Outro exemplo é o apoio claro e contundente enviado por escrito pelo Cardeal Peter Turkson, no qual não apenas nos insta a avançar na transformação da actividade empresarial como vocação nobre, como nos pede que o mantenhamos informado sobre os empenhos e progressos das nossas associações no mundo inteiro.
Que perspectivas têm sobre a realização do XXVI Congresso Mundial da UNIAPAC em Portugal, em Novembro?
Para a UNIAPAC a realização do seu XXVI Congresso Mundial em Portugal é um motivo de orgulho e esperança. Por um lado, representa uma mensagem muito forte de apoio ao excelente trabalho que a ACEGE está a desempenhar na promoção dos princípios e valores da Doutrina Social da Igreja entre o meio empresarial. Por outro lado, transmite uma mensagem moderna e cativante pelo atractivo que actualmente Lisboa revela no contexto europeu, e pela sua conotação de cidade pujante, acolhedora, encantadora… com a sua história que se sente nos edifícios, na atmosfera e nas suas gentes, e a sua manifesta alegria hospitaleira, que é muito contagiosa.

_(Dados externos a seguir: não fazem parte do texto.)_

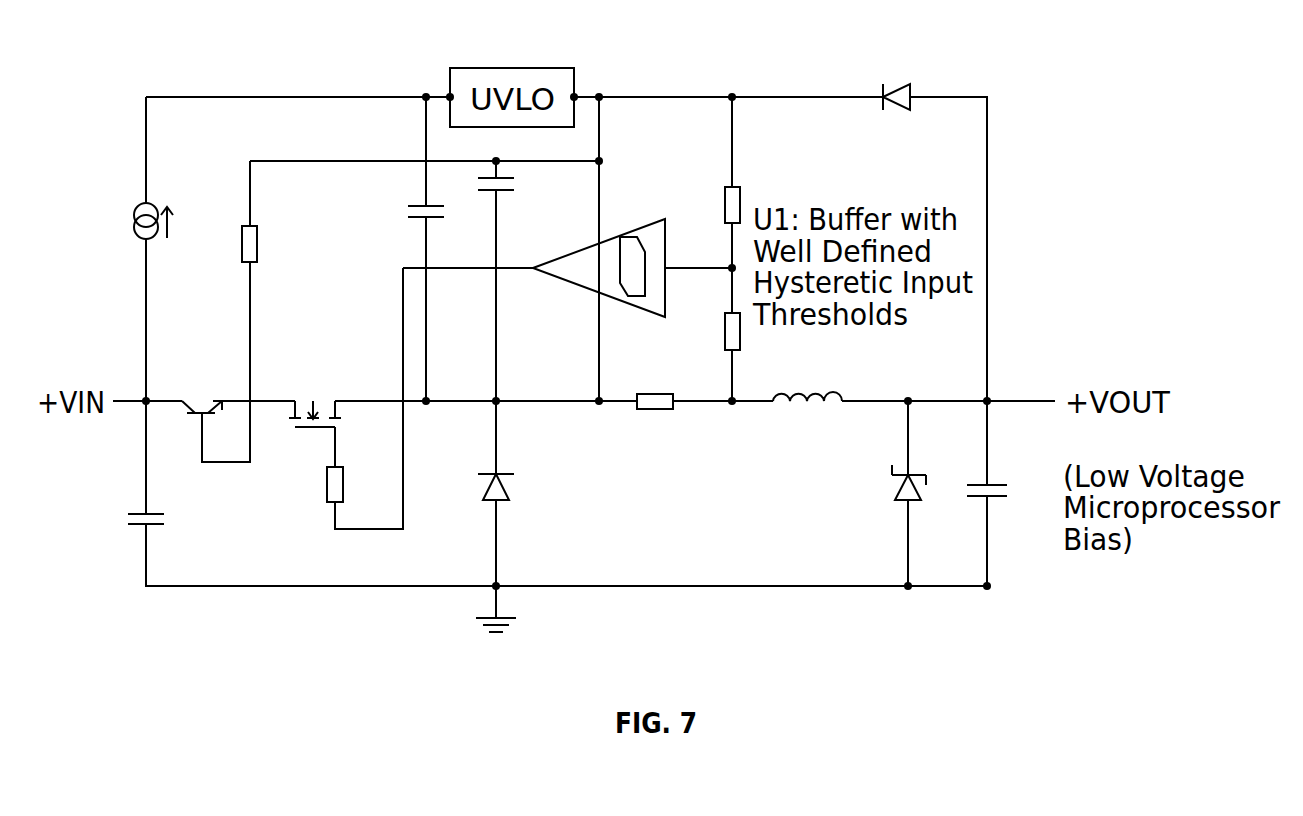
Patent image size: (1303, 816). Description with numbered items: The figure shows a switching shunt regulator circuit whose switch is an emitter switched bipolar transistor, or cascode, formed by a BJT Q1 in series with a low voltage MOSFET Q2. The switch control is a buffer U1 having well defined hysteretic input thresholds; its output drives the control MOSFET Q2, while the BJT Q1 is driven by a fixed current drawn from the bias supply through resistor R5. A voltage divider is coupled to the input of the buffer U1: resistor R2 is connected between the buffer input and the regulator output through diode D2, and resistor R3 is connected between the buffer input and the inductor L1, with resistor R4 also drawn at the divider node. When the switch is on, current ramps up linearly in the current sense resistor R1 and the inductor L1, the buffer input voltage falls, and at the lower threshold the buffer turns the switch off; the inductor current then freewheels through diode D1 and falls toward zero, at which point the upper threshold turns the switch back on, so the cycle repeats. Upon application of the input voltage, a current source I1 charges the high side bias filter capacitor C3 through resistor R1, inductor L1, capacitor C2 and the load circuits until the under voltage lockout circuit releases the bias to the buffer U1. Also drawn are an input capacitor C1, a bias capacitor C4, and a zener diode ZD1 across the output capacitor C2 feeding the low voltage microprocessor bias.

The current source I1 is at (140, 206).
The resistor R5 is at (272, 245).
The high side bias filter capacitor C3 is at (403, 214).
The capacitor C4 is at (519, 184).
The buffer U1 is at (599, 254).
The resistor R2 is at (710, 206).
The resistor R4 is at (710, 331).
The diode D2 is at (898, 118).
The BJT Q1 is at (203, 386).
The low voltage MOSFET Q2 is at (299, 434).
The resistor R3 is at (357, 484).
The input capacitor C1 is at (168, 519).
The diode D1 is at (474, 487).
The current sense resistor R1 is at (656, 421).
The inductor L1 is at (807, 418).
The zener diode ZD1 is at (878, 485).
The capacitor C2 is at (1008, 489).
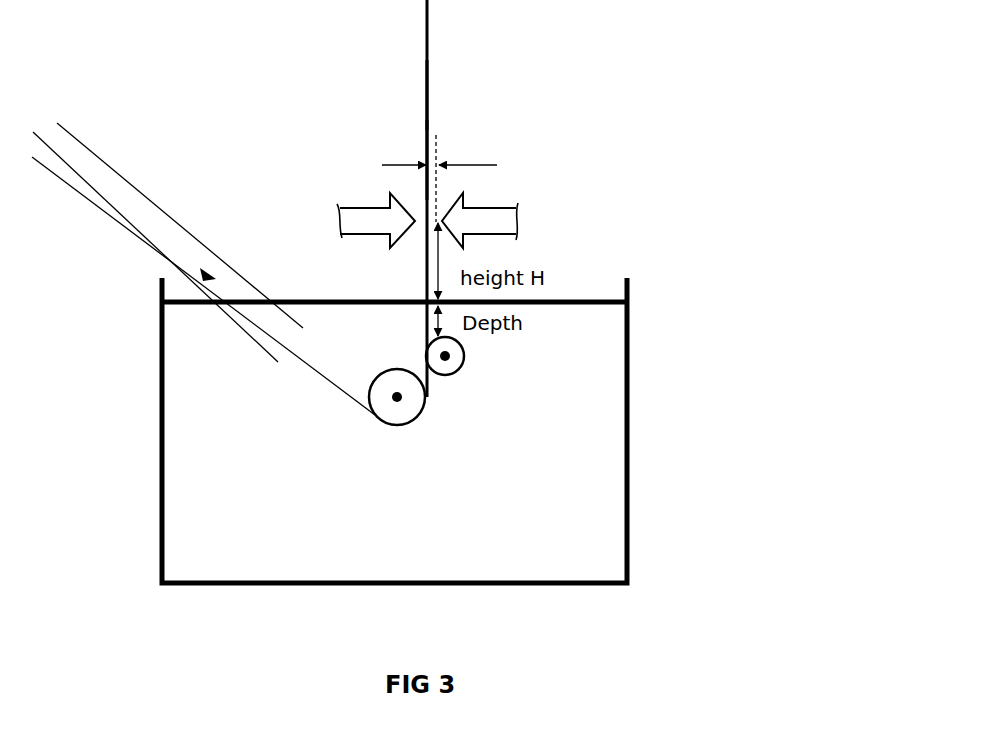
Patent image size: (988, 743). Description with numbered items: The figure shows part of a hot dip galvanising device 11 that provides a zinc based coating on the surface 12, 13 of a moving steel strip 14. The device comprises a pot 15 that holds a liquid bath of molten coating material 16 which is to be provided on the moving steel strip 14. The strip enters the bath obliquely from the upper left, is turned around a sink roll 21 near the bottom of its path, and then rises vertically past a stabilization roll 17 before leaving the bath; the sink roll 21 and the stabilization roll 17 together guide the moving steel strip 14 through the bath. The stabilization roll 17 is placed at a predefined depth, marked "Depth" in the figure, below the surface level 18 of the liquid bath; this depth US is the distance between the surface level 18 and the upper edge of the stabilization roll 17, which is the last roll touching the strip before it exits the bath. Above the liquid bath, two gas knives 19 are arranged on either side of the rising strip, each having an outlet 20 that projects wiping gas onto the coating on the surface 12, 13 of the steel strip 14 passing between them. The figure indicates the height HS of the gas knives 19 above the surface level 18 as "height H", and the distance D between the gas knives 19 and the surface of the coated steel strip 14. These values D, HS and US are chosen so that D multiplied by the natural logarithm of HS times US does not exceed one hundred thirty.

The hot dip galvanising device 11 is at (648, 140).
The surface of the moving steel strip 12 is at (430, 63).
The surface of the moving steel strip 13 is at (424, 93).
The moving steel strip 14 is at (430, 118).
The pot 15 is at (634, 396).
The liquid bath of molten coating material 16 is at (540, 508).
The stabilization roll 17 is at (446, 378).
The surface level of the liquid bath 18 is at (581, 298).
The gas knife 19 is at (372, 245).
The outlet 20 is at (416, 194).
The sink roll 21 is at (404, 413).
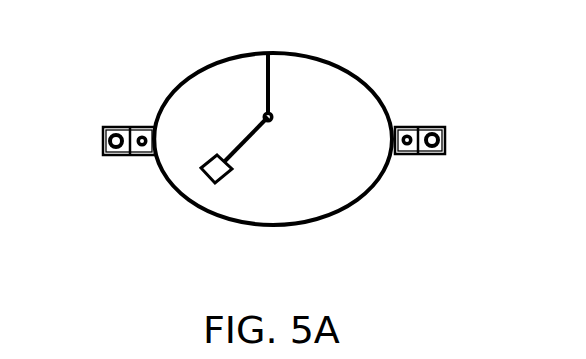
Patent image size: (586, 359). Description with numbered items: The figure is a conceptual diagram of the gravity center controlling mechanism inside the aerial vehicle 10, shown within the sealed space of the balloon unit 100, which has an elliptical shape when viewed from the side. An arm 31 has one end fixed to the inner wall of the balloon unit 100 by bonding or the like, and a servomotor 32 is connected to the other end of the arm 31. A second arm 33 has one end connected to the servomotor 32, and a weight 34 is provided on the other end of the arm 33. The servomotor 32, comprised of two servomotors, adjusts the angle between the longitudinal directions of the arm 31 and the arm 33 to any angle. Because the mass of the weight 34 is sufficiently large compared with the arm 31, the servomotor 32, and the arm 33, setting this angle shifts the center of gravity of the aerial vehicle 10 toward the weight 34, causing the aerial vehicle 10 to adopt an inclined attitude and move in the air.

The aerial vehicle 10 is at (147, 88).
The balloon unit 100 is at (389, 109).
The arm 31 is at (273, 73).
The servomotor 32 is at (274, 117).
The arm 33 is at (223, 150).
The weight 34 is at (205, 172).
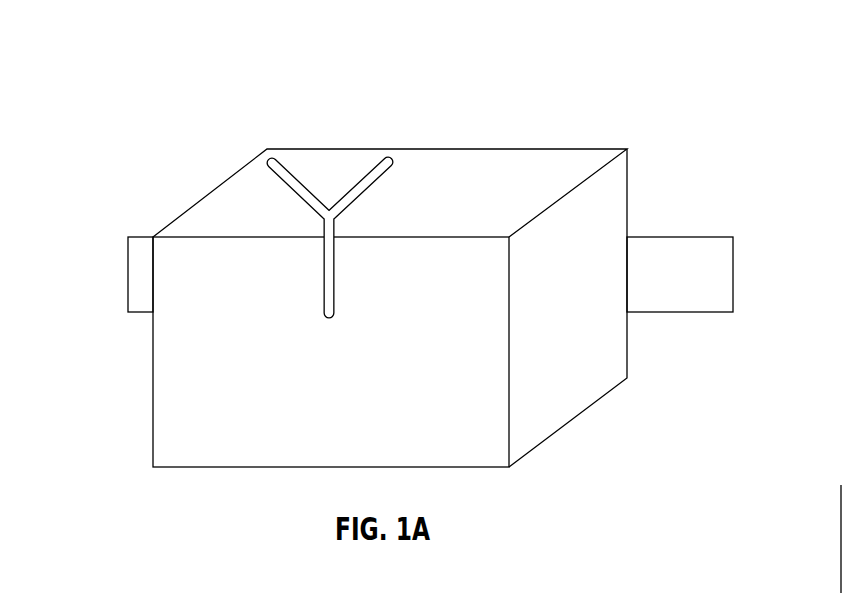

E, de resto, a experiência concreta e prática de muitos líderes empresariais portugueses associados da ACEGE permitirá à UNIAPAC divulgar o seu conceito de promoção da transformação da empresa numa vocação nobre, e inspirar os líderes a viver o amor e a verdade e a dar testemunho dessa vivência no mundo económico e empresarial. A convicção com que a ACEGE vive a sua visão de promover, através do trabalho desenvolvido pela sua comunidade de líderes empresariais, a dignidade de cada pessoa e a construção do bem comum é, para a UNIAPAC, uma enorme garantia do sucesso de este XXVI Congresso Mundial.